Best of the Net 2018  



How to Smile


When I was five years old, I liked running to strange men in the park. When you are a woman, sometimes the air cleaves into a pair of hands. You become a spectacle, stacking irises into a routine, subverting what is dangerous by making it circadian. I build a metric around the gaits of city men—who are incapable of strolling, who loop on the pulse of traffic and asynchronous commuter prayers, who emerge from the subway with short cigarettes, carnivorous, working damp starbursts into their crisp, white shirts.

This is the business of the periphery, where my fist is only half-drawn. These are the violently preoccupied men of a girl’s dreams—half white rabbit, flitting through train cars, their faces soft and nondescript. I look for the man who is otherwise, who buffers, face suspended like a yawn. A man with nothing to do, who oozes into doorways and grins, waits for a crowd to bloom and displace the placement of his hands. Years later, I meet a stranger on the internet and his apartment doesn’t have any windows.

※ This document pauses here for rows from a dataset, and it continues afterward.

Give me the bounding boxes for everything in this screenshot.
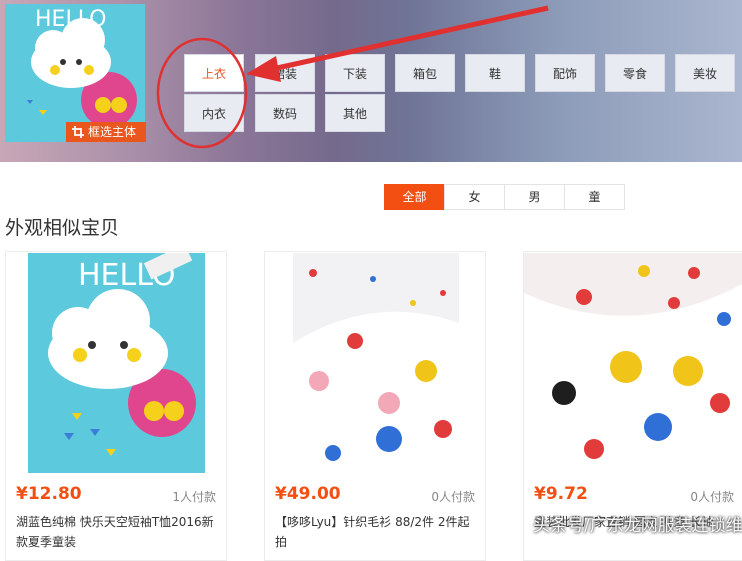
category-bags[interactable]: 箱包	[395, 54, 455, 92]
category-cosmetics[interactable]: 美妆	[675, 54, 735, 92]
category-shoes[interactable]: 鞋	[465, 54, 525, 92]
product-title[interactable]: 【哆哆Lyu】针织毛衫 88/2件 2件起拍	[275, 512, 477, 552]
polka-dot-fabric-image	[293, 253, 459, 473]
filter-tab-women[interactable]: 女	[444, 184, 505, 210]
product-buyer-count: 1人付款	[172, 490, 216, 504]
product-buyer-count: 0人付款	[431, 490, 475, 504]
polka-dot-fabric-image	[524, 253, 742, 473]
product-card[interactable]: ¥49.00 0人付款 【哆哆Lyu】针织毛衫 88/2件 2件起拍	[264, 251, 486, 561]
watermark-text: 头条号/广东龙网服装连锁维	[533, 516, 742, 536]
category-accessories[interactable]: 配饰	[535, 54, 595, 92]
product-image[interactable]: HELLO	[28, 253, 205, 473]
category-digital[interactable]: 数码	[255, 94, 315, 132]
product-image[interactable]	[293, 253, 459, 473]
product-title[interactable]: 湖蓝色纯棉 快乐天空短袖T恤2016新款夏季童装	[16, 512, 218, 552]
filter-tab-kids[interactable]: 童	[564, 184, 625, 210]
product-card[interactable]: HELLO ¥12.80 1人付款 湖蓝色纯棉 快乐天空短袖T恤2016新款夏季…	[5, 251, 227, 561]
category-bottoms[interactable]: 下装	[325, 54, 385, 92]
crop-subject-button[interactable]: 框选主体	[66, 122, 146, 142]
filter-tab-all[interactable]: 全部	[384, 184, 445, 210]
product-price: ¥49.00	[275, 484, 341, 504]
product-price: ¥9.72	[534, 484, 588, 504]
section-title: 外观相似宝贝	[5, 217, 120, 239]
category-snacks[interactable]: 零食	[605, 54, 665, 92]
crop-icon	[72, 126, 84, 138]
category-underwear[interactable]: 内衣	[184, 94, 244, 132]
category-other[interactable]: 其他	[325, 94, 385, 132]
category-skirts[interactable]: 裙装	[255, 54, 315, 92]
product-image[interactable]	[524, 253, 742, 473]
category-tops[interactable]: 上衣	[184, 54, 244, 92]
filter-tab-men[interactable]: 男	[504, 184, 565, 210]
product-price: ¥12.80	[16, 484, 82, 504]
audience-filter-tabs: 全部 女 男 童	[384, 184, 625, 210]
cloud-shirt-image: HELLO	[28, 253, 205, 473]
crop-subject-label: 框选主体	[88, 125, 137, 139]
product-buyer-count: 0人付款	[690, 490, 734, 504]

When you are a woman, sometimes you give up. You shirk the gospel of the low, unimpeachable hemline and bright, populated space. You feel the greasy fingers in the city’s homeostasis, and understand what is happening to you is just a matter of course. It is not unnatural to share a bed with your natural predator. It’s unnatural to ask that after, your body remain intact. I am working off the debt incurred by my accidental glances at idle men. The men in my family call this way of dining, a compliment. They cape for men they don’t know while I am standing there, counting their teeth. They uphold tradition, say, black girl, lighten up.

But I’d rather be dark. I’d rather press a flame into a smooth, plutonic stone. I’d rather hold that stone inside me, so that upon my dissection, my hysteria can be classified, rolled around in the hand like a single tooth. I’d rather string the roots of my teeth around my neck, so that upon the request of a smile, I am nothing but tongue.